At first, there are only a few little splatters of rain but soon they intensify. We are close to a mile from the car and there is no shelter apart from getting a waterproof jacket Aubrey’s on over his already-soaked t-shirt it is quickly apparent that there is nothing we can do. The rain seems to fuel Aubrey’s pleasure and he charges around emboldened so we just continue the hunt, the backs of Ross and my t-shirts becoming sodden as more and more perfect strawberries appear, the droplets of rain on their surfaces making them glisten. Every so often, either Ross or I suggest half-heartedly that maybe we are soaked enough and should head back to the car, but we stay, rummaging through the plants.
Eventually, once the punnets are full we make our way back through the fields towards the car. The rain has stopped and in the humid air and our soaked clothes, we feel like we are wading through the water. As we climb up the hill, I stop to look back across the valley and I think of how lovely and deep the green of the hills is and what a pleasing geometric element a row of poplars add to the patchwork of fields. The points of an Oast House chimney emerge from behind a distant hedge, anchoring the scene in this particular part of the world.

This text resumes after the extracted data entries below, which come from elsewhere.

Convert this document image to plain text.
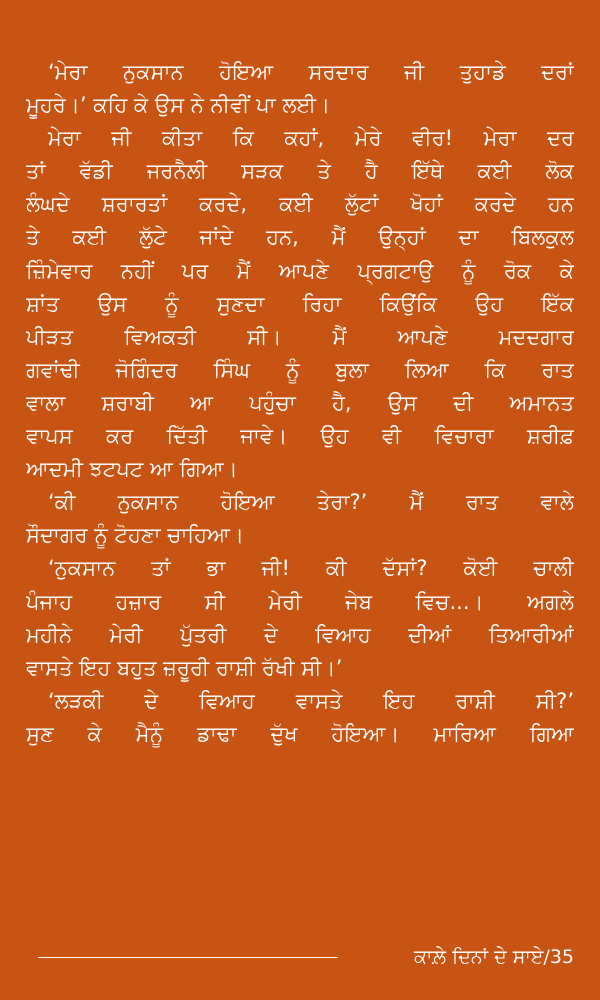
‘ਮੇਰਾ ਨੁਕਸਾਨ ਹੋਇਆ ਸਰਦਾਰ ਜੀ ਤੁਹਾਡੇ ਦਰਾਂ
ਮੂਹਰੇ।’ ਕਹਿ ਕੇ ਉਸ ਨੇ ਨੀਵੀਂ ਪਾ ਲਈ।
ਮੇਰਾ ਜੀ ਕੀਤਾ ਕਿ ਕਹਾਂ, ਮੇਰੇ ਵੀਰ! ਮੇਰਾ ਦਰ
ਤਾਂ ਵੱਡੀ ਜਰਨੈਲੀ ਸੜਕ ਤੇ ਹੈ ਇੱਥੇ ਕਈ ਲੋਕ
ਲੰਘਦੇ ਸ਼ਰਾਰਤਾਂ ਕਰਦੇ, ਕਈ ਲੁੱਟਾਂ ਖੋਹਾਂ ਕਰਦੇ ਹਨ
ਤੇ ਕਈ ਲੁੱਟੇ ਜਾਂਦੇ ਹਨ, ਮੈਂ ਉਨ੍ਹਾਂ ਦਾ ਬਿਲਕੁਲ
ਜ਼ਿੰਮੇਵਾਰ ਨਹੀਂ ਪਰ ਮੈਂ ਆਪਣੇ ਪ੍ਰਗਟਾਉ ਨੂੰ ਰੋਕ ਕੇ
ਸ਼ਾਂਤ ਉਸ ਨੂੰ ਸੁਣਦਾ ਰਿਹਾ ਕਿਉਂਕਿ ਉਹ ਇੱਕ
ਪੀੜਤ ਵਿਅਕਤੀ ਸੀ। ਮੈਂ ਆਪਣੇ ਮਦਦਗਾਰ
ਗਵਾਂਢੀ ਜੋਗਿੰਦਰ ਸਿੰਘ ਨੂੰ ਬੁਲਾ ਲਿਆ ਕਿ ਰਾਤ
ਵਾਲਾ ਸ਼ਰਾਬੀ ਆ ਪਹੁੰਚਾ ਹੈ, ਉਸ ਦੀ ਅਮਾਨਤ
ਵਾਪਸ ਕਰ ਦਿੱਤੀ ਜਾਵੇ। ਉਹ ਵੀ ਵਿਚਾਰਾ ਸ਼ਰੀਫ਼
ਆਦਮੀ ਝਟਪਟ ਆ ਗਿਆ।
‘ਕੀ ਨੁਕਸਾਨ ਹੋਇਆ ਤੇਰਾ?’ ਮੈਂ ਰਾਤ ਵਾਲੇ
ਸੌਦਾਗਰ ਨੂੰ ਟੋਹਣਾ ਚਾਹਿਆ।
‘ਨੁਕਸਾਨ ਤਾਂ ਭਾ ਜੀ! ਕੀ ਦੱਸਾਂ? ਕੋਈ ਚਾਲੀ
ਪੰਜਾਹ ਹਜ਼ਾਰ ਸੀ ਮੇਰੀ ਜੇਬ ਵਿਚ...। ਅਗਲੇ
ਮਹੀਨੇ ਮੇਰੀ ਪੁੱਤਰੀ ਦੇ ਵਿਆਹ ਦੀਆਂ ਤਿਆਰੀਆਂ
ਵਾਸਤੇ ਇਹ ਬਹੁਤ ਜ਼ਰੂਰੀ ਰਾਸ਼ੀ ਰੱਖੀ ਸੀ।’
‘ਲੜਕੀ ਦੇ ਵਿਆਹ ਵਾਸਤੇ ਇਹ ਰਾਸ਼ੀ ਸੀ?’
ਸੁਣ ਕੇ ਮੈਨੂੰ ਡਾਢਾ ਦੁੱਖ ਹੋਇਆ। ਮਾਰਿਆ ਗਿਆ
ਕਾਲ਼ੇ ਦਿਨਾਂ ਦੇ ਸਾਏ/35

Driving home, an idea for a painting featuring a tangle of red strawberry stems against a green pattern of fields forms in my mind. I know I won’t have time to do it anytime soon, probably not ever but instead of being depressed by this knowledge, I just let my thoughts drift onto something else as the thatched roofs and overgrown hedges speed past us.

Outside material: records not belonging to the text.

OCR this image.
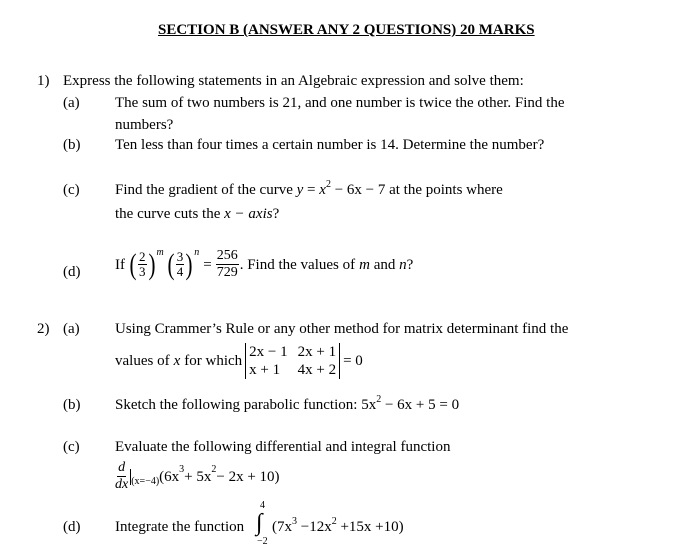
SECTION B (ANSWER ANY 2 QUESTIONS) 20 MARKS
1) Express the following statements in an Algebraic expression and solve them:
(a) The sum of two numbers is 21, and one number is twice the other. Find the
numbers?
(b) Ten less than four times a certain number is 14. Determine the number?
(c) Find the gradient of the curve $y = x^2 - 6x - 7$ at the points where
the curve cuts the x − axis?
(d) If ( $\frac{2}{3}$ ) m ( $\frac{3}{4}$ ) n
= $\frac{256}{729}$ . Find the values of m and n ?
2) (a) Using Crammer’s Rule or any other method for matrix determinant find the
values of x for which
2x − 1 2x + 1
x + 1	4x + 2
= 0
(b) Sketch the following parabolic function: $5x^2 - 6x + 5 = 0$
(c) Evaluate the following differential and integral function
$\frac{d}{dx} (x=-4)$ (6x 3 + 5x 2 − 2x + 10)
(d) Integrate the function
4
∫
−2
$(7x^3 -12x^2 +15x +10)$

Later that afternoon, I made Aubrey a snack. I spread cream cheese on two Jacobs crackers and put two whole strawberries on top of them so they became sinister-looking protruding eyes. I then chop one in half to make a nose, chop up a few more, and arrange them into a weird gummy smile on the plate. Before I take the plate over to him, I pop one of the smaller strawberries into my mouth, and I am so surprised at its intense sweetness that I have to stop for a moment just to appreciate the sensation. In my mind, I see an explosion of deep red, almost blood-like ink spreading across white fabric, and it startles me out of my end-of-a-long-day slump.
Once I have given Aubrey his snack, I return to the kitchen to eat more strawberries. And as I put them into my mouth, I post photos of Aubrey grinning soggily in the strawberry field onto our family WhatsApp group. I note they are an accurate representative of the mood of the outing as opposed to feeling like propaganda for the day we wish we had had.
There is probably some sort of earnest lesson to be learned here, about the simple joys of engaging with nature, about locally grown produce, and being present in the moment. But I also know that we could replicate the outing with similar conditions, and Aubrey might decide to have a tantrum or we might all not have had enough breakfast, and the same downpour would be the final straw and cause us to drive back to St Leonards with empty punnets and empty hearts.
Perhaps the main takeaway from the day is that, like the perfectly ripe strawberries nestled amongst the anaemic and the overripe ones, the elusive nature of what makes a successful family outing is the same thing that makes the strawberries you pick yourself so delicious and rewarding. And if you always give up and go home at the first sign of rain, you will never find either.